Hiseman is a relatively recent arrival on the golf photography scene, and admits to being self-taught rather than professionally-trained.
“I don’t know the right or the wrong way – I only know my way” he said. “My first love is still photographing the golf course, and that’s all down to your individual eye. When I lap a green in a golf cart, there’s usually an angle which ‘pops’ – at least to my eye. Then out you get, set up the ladder, and see whether your instinct was right.
“But people photos are just as important, as are good shots of your golf facilities. Now that we all have fast broadband, smart phones and tablets, good images are more important than ever before to a golf club.
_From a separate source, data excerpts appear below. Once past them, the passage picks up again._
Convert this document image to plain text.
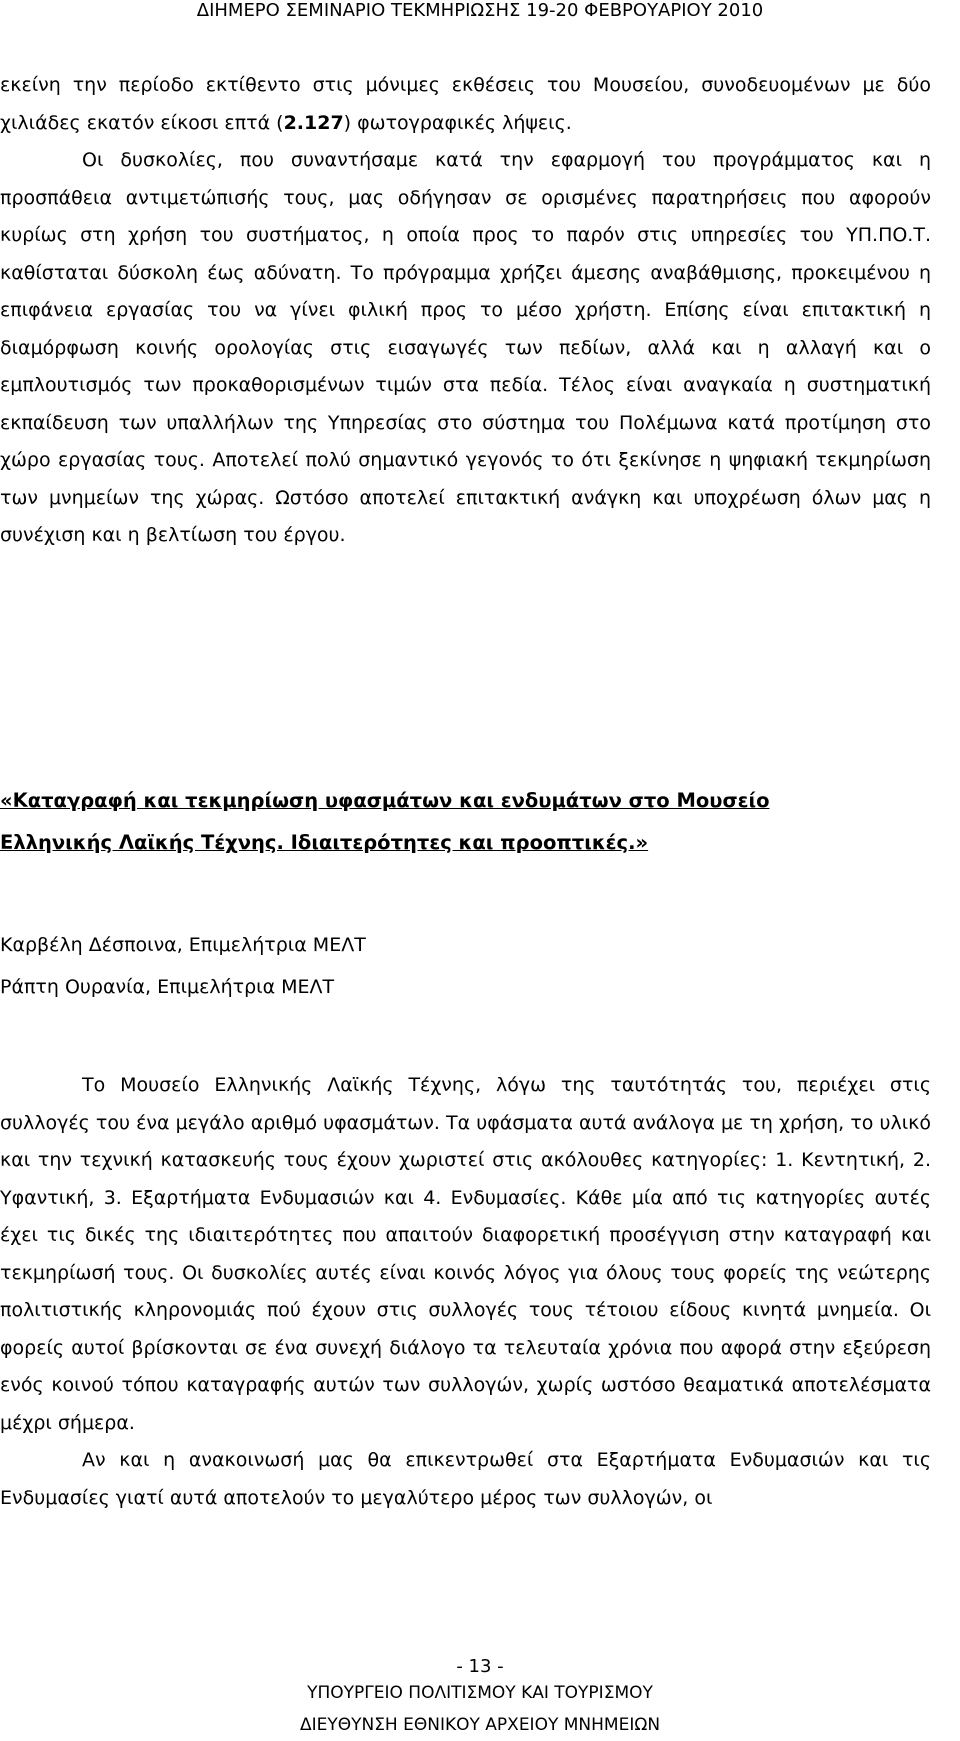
ΔΙΗΜΕΡΟ ΣΕΜΙΝΑΡΙΟ ΤΕΚΜΗΡΙΩΣΗΣ 19-20 ΦΕΒΡΟΥΑΡΙΟΥ 2010

εκείνη την περίοδο εκτίθεντο στις μόνιμες εκθέσεις του Μουσείου, συνοδευομένων με δύο χιλιάδες εκατόν είκοσι επτά (2.127) φωτογραφικές λήψεις.

Οι δυσκολίες, που συναντήσαμε κατά την εφαρμογή του προγράμματος και η προσπάθεια αντιμετώπισής τους, μας οδήγησαν σε ορισμένες παρατηρήσεις που αφορούν κυρίως στη χρήση του συστήματος, η οποία προς το παρόν στις υπηρεσίες του ΥΠ.ΠΟ.Τ. καθίσταται δύσκολη έως αδύνατη. Το πρόγραμμα χρήζει άμεσης αναβάθμισης, προκειμένου η επιφάνεια εργασίας του να γίνει φιλική προς το μέσο χρήστη. Επίσης είναι επιτακτική η διαμόρφωση κοινής ορολογίας στις εισαγωγές των πεδίων, αλλά και η αλλαγή και ο εμπλουτισμός των προκαθορισμένων τιμών στα πεδία. Τέλος είναι αναγκαία η συστηματική εκπαίδευση των υπαλλήλων της Υπηρεσίας στο σύστημα του Πολέμωνα κατά προτίμηση στο χώρο εργασίας τους. Αποτελεί πολύ σημαντικό γεγονός το ότι ξεκίνησε η ψηφιακή τεκμηρίωση των μνημείων της χώρας. Ωστόσο αποτελεί επιτακτική ανάγκη και υποχρέωση όλων μας η συνέχιση και η βελτίωση του έργου.

«Καταγραφή και τεκμηρίωση υφασμάτων και ενδυμάτων στο Μουσείο
Ελληνικής Λαϊκής Τέχνης. Ιδιαιτερότητες και προοπτικές.»
Καρβέλη Δέσποινα, Επιμελήτρια ΜΕΛΤ
Ράπτη Ουρανία, Επιμελήτρια ΜΕΛΤ

Το Μουσείο Ελληνικής Λαϊκής Τέχνης, λόγω της ταυτότητάς του, περιέχει στις συλλογές του ένα μεγάλο αριθμό υφασμάτων. Τα υφάσματα αυτά ανάλογα με τη χρήση, το υλικό και την τεχνική κατασκευής τους έχουν χωριστεί στις ακόλουθες κατηγορίες: 1. Κεντητική, 2. Υφαντική, 3. Εξαρτήματα Ενδυμασιών και 4. Ενδυμασίες. Κάθε μία από τις κατηγορίες αυτές έχει τις δικές της ιδιαιτερότητες που απαιτούν διαφορετική προσέγγιση στην καταγραφή και τεκμηρίωσή τους. Οι δυσκολίες αυτές είναι κοινός λόγος για όλους τους φορείς της νεώτερης πολιτιστικής κληρονομιάς πού έχουν στις συλλογές τους τέτοιου είδους κινητά μνημεία. Οι φορείς αυτοί βρίσκονται σε ένα συνεχή διάλογο τα τελευταία χρόνια που αφορά στην εξεύρεση ενός κοινού τόπου καταγραφής αυτών των συλλογών, χωρίς ωστόσο θεαματικά αποτελέσματα μέχρι σήμερα.

Αν και η ανακοινωσή μας θα επικεντρωθεί στα Εξαρτήματα Ενδυμασιών και τις Ενδυμασίες γιατί αυτά αποτελούν το μεγαλύτερο μέρος των συλλογών, οι

- 13 -
ΥΠΟΥΡΓΕΙΟ ΠΟΛΙΤΙΣΜΟΥ ΚΑΙ ΤΟΥΡΙΣΜΟΥ
ΔΙΕΥΘΥΝΣΗ ΕΘΝΙΚΟΥ ΑΡΧΕΙΟΥ ΜΝΗΜΕΙΩΝ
Plus, golfers are as addicted to social media as the rest of the population, so Facebook and Twitter give clubs even more chances to attract attention with great photographs.
“A professional photoshoot will pay for itself many times over in the extra sales which good images will attract to your golf club.”
In recent years Hiseman has undertaken large-scale photography projects for dozens of golf clubs, with some of the UK’s largest and most influential operators such as Crown Golf and BGL Golf entrusting him with their imagery at multiple venues.
“Andy’s photographs capture the enjoyment of belonging to a golf club as well as the beauty of the golf course itself” said Guy Riggott at BGL Golf. “Great images are all-important in this mobile-optimised age, and Andy’s work is central to our marketing now and in the future.”
IMG’s Phil Jones, manager of the new Dreamland Golf Club in Baku, Azerbaijan, said: “Andy captured the true essence of our launch weekend, including a vitally-important high-society dinner with VIP guests. His deep understanding of golf course photography and his genial way with people enabled him to produce a large portfolio of photos for all of our marketing needs.”
And Ben Laing at Branston Golf & Country Club, near Burton on Trent in Staffordshire, had this to say: “Andy Hiseman is one of the finest at what he does. From first contact he provided an outstanding service, and delivered fantastic photographs which show off our club to its best.”
Former publisher of several of the UK’s best-selling golf magazines, Andy Hiseman now runs specialist golf PR consultancy Magic Hour Media (www.hiseman.com). His press photographs and golf course images have consistently appeared the UK golf media for the last five years.
“It’s not easy getting a golfer to smile for the camera when he’s heading for 10 points on the front nine” said Hiseman, “but most people are incredibly pleasant when you’re taking their photo at a golf club, even if the banter does get a bit difficult when you’ve been out there for twelve hours straight.”
“For course photography, I simply ask myself as a golfer – does this photograph make me want to play the hole?
“It’s not all about transcendent sunsets and misty dawns, although you do say a quiet thank you to Mother Nature when she produces a scene which is just begging to be photographed.
“More often than not, in Great Britain, you’re sitting in a golf cart feeling cold, dreaming of bacon sandwiches and waiting for the sun to come out.”